The woman (Teotl) the Mother of God sent Juan Diego as messenger. Not so unlike other messengers of history, Moses, the prophets, and Mary Magdalene, Juan was neither received nor believed. In fact, it was not until his third visit to the Bishop of Mexico City that he was believed and only for the sign that was given him by the woman. Juan carried the roses with which the woman had entrusted him to the Bishop as a sign of her presence. Juan opens his cloak and the roses fall out, and there appears the image of the same woman that Juan had seen on the hill of Tepeyac; the woman with the mestizo face, the blue cloak with the stars of heaven, the dark ribbon above her swollen belly, and the rays of the sun around her person.

The message she wanted delivered: Build me a home at Tepeyac in America where pilgrims can come and know themselves as my children and know me as their mother. Build me a home at Tepeyac in America where there are no conquerors and no conquered, only the possibility of a New World and a New Humanity. Build me a home at Tepeyac in America where the powerful will be brought low, and the lowly will be raised up and where all my children will live as brothers and sisters.

And so Juan Diego went to the mighty. And the mighty were brought low, and the lowly were raised up, and the shrine was built. Under the title of Our Lady of Guadalupe,

John Paul II says, "Mary has become the historical beginning of a New Humanity."

John Paul II also says, "Our Lady of Guadalupe is God's special gift to America at the beginning of Christianity in America." Guadalupe scholar Virgilio Elizando says, " God would not allow the Gospel to become an instrument of colonization, as the conquerors and the missionaries thought. God would choose this time in history, one of America's darkest moments, to send Mary (Teotl) to show us that the Gospel is a means to heal, to liberate, and to unite a people."

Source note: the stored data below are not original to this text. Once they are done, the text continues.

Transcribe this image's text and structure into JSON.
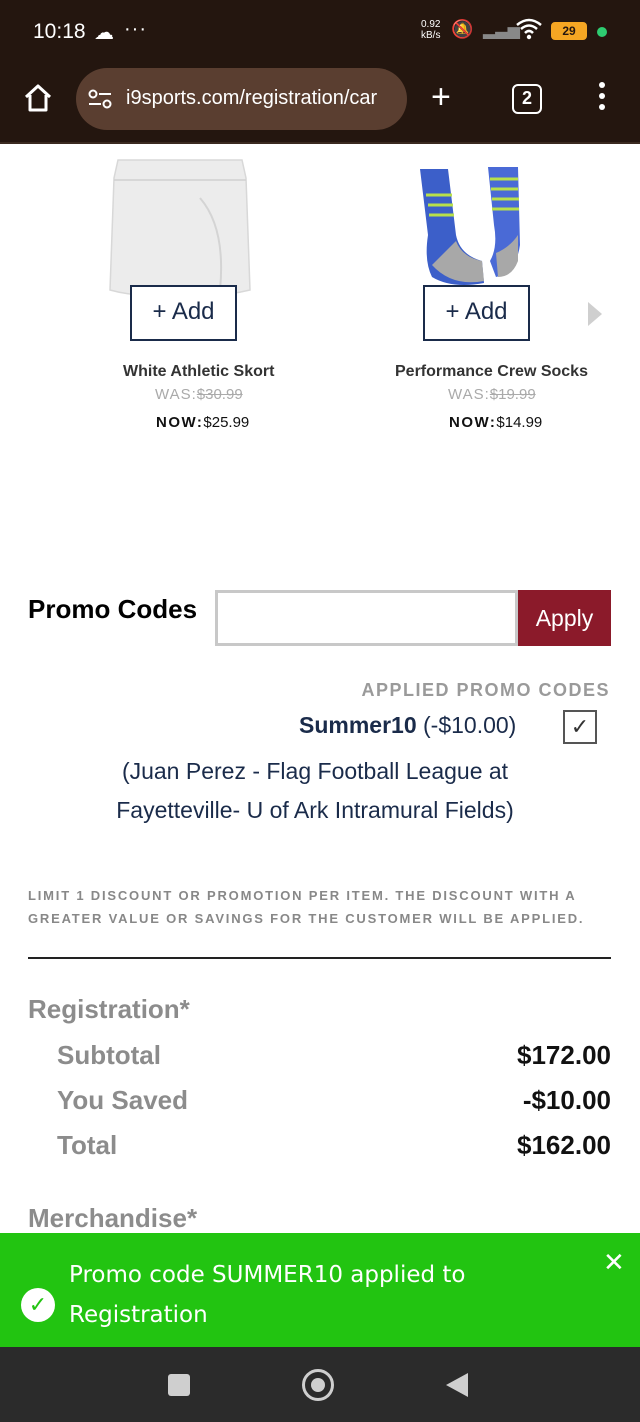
{
  "status_bar": {
    "time": "10:18",
    "overflow": "···",
    "net_speed_value": "0.92",
    "net_speed_unit": "kB/s",
    "battery": "29",
    "icons": [
      "cloud-icon",
      "mute-icon",
      "signal-icon",
      "wifi-icon",
      "battery-icon"
    ]
  },
  "browser": {
    "url": "i9sports.com/registration/car",
    "tab_count": "2"
  },
  "products": [
    {
      "name": "White Athletic Skort",
      "add_label": "+ Add",
      "was_label": "WAS:",
      "was_price": "$30.99",
      "now_label": "NOW:",
      "now_price": "$25.99"
    },
    {
      "name": "Performance Crew Socks",
      "add_label": "+ Add",
      "was_label": "WAS:",
      "was_price": "$19.99",
      "now_label": "NOW:",
      "now_price": "$14.99"
    }
  ],
  "promo": {
    "label": "Promo Codes",
    "input_value": "",
    "apply_label": "Apply",
    "applied_header": "APPLIED PROMO CODES",
    "code": "Summer10",
    "code_amount": "(-$10.00)",
    "code_checked": true,
    "code_desc": "(Juan Perez - Flag Football League at Fayetteville- U of Ark Intramural Fields)",
    "limit_notice": "LIMIT 1 DISCOUNT OR PROMOTION PER ITEM. THE DISCOUNT WITH A GREATER VALUE OR SAVINGS FOR THE CUSTOMER WILL BE APPLIED."
  },
  "summary": {
    "registration_header": "Registration*",
    "subtotal_label": "Subtotal",
    "subtotal_value": "$172.00",
    "saved_label": "You Saved",
    "saved_value": "-$10.00",
    "total_label": "Total",
    "total_value": "$162.00",
    "merch_header": "Merchandise*"
  },
  "toast": {
    "message": "Promo code SUMMER10 applied to Registration",
    "color": "#22c411"
  },
  "colors": {
    "brand_navy": "#1a2b4a",
    "apply_red": "#8b1a2a",
    "chrome_dark": "#24160f"
  }
}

Mary came to teach the conquerors, to heal the conquered, to give birth to new life.

The new life would be Christianity, Christ incarnate in America, the Christ of peace, love, and dignity.

What the missionaries tried to destroy (the native culture and the dignity of a people),

Mary affirms. What the natives did not understand (Christ incarnate in America), Mary explains. What neither could grasp (a New World and a New Church where all can live as brothers and sisters), Mary reveals.

Mary invites the Church to conversion through love and compassion instead of through enslavement and oppression. She calls forth neither a continuation of a European Church nor a Christian veneer over native practices but a birth of a New Church and a New Humanity.

On his 1999 visit to Mexico City, John Paul II declared Mary, Our Lady of Guadalupe, "Patroness of America." John Paul II intentionally used America in her singular form to designate one continent of many peoples. One continent of many peoples.

Our Lady of Guadalupe of Tepeyac, the Mountain of the Beatitudes in America, the place of the Incarnation in America.

Our Lady of Guadalupe of Tepeyac, the place where the lowly, the poor, the meek, and the persecuted are raised up and the mighty are brought low

Our Lady of Guadalupe of Tepeyac, woman of mestizo face, symbol of America, symbol of a New World and a New Church where there are no oppressors and no oppressed, only sisters and brothers in Christ.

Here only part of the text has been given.